The IELRB held in this case that the waiver clause, which is commonly referred to as a “zipper clause,” is not all-encompassing, and that Association could not have waived its bargaining rights regarding the disputed issues during precontract negotiations since the nature of the changes was then unknown. This finding is not contrary to the manifest weight of the evidence.

The waiver clause at issue states that the parties waive the opportunity to negotiate all items not removed by law. Thus, if the action taken by the employer was not a subject of mandatory bargaining covered by the Act, then the item undoubtedly would be waived. However, the plain language of Article XV states that the parties do not waive the right to bargain subjects that are covered by law such as those present in this case.

School District does not rely on any extrinsic evidence to support a claim that the language of the clause should be construed to provide for such a waiver. The record reflects that at the time the instant waiver clause was negotiated, Association did not intend to relinquish its midterm bargaining rights. Moreover, the bargaining history demonstrates that Association would not agree to any such waiver.
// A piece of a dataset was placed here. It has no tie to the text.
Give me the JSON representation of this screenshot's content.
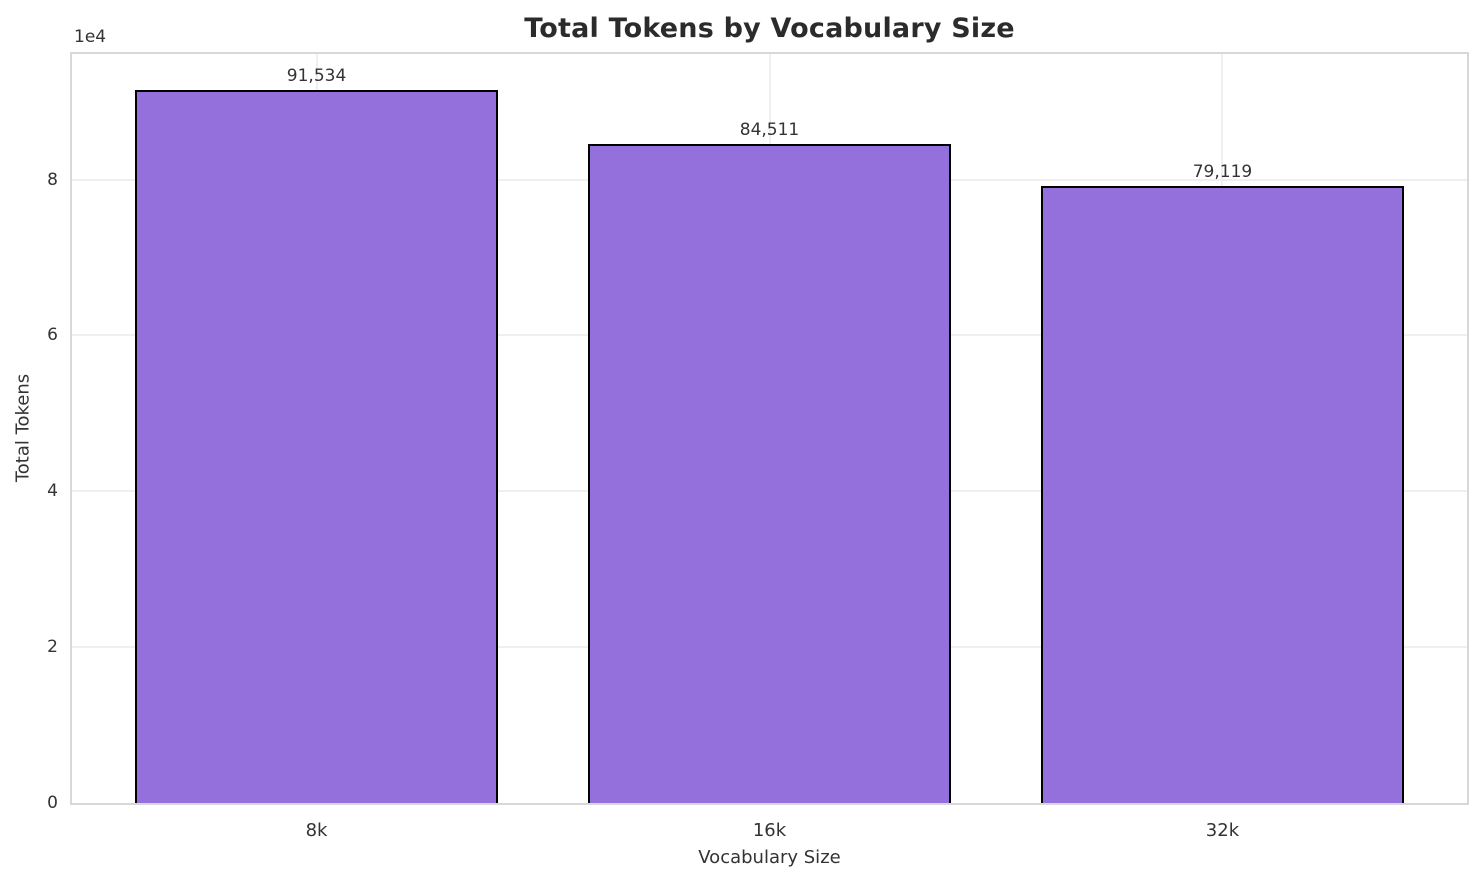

The waiver clause in this case is almost identical to the waiver clause found in Board of Education, LeRoy Community Unit School District No. 2, 199 Ill. App. 3d at 366, 556 N.E.2d at 869, where the court held that the language of the clause did not demonstrate a “clear and unmistakable” waiver of the right to further bargaining. The plain language of the waiver clause in this case, while clearly precluding the opportunity for additional negotiation on items not removed by law, does not waive the right of the parties to further bargain any items removed by law. We therefore hold that the clause at *312issue does not contain the “clear and unmistakable” language necessary to constitute a waiver of its right to bargain over the subjects at issue.

Accordingly, the decision of the Illinois Educational Labor Relations Board is affirmed.

Affirmed.

CERDA, P.J., and WHITE,* J., concur.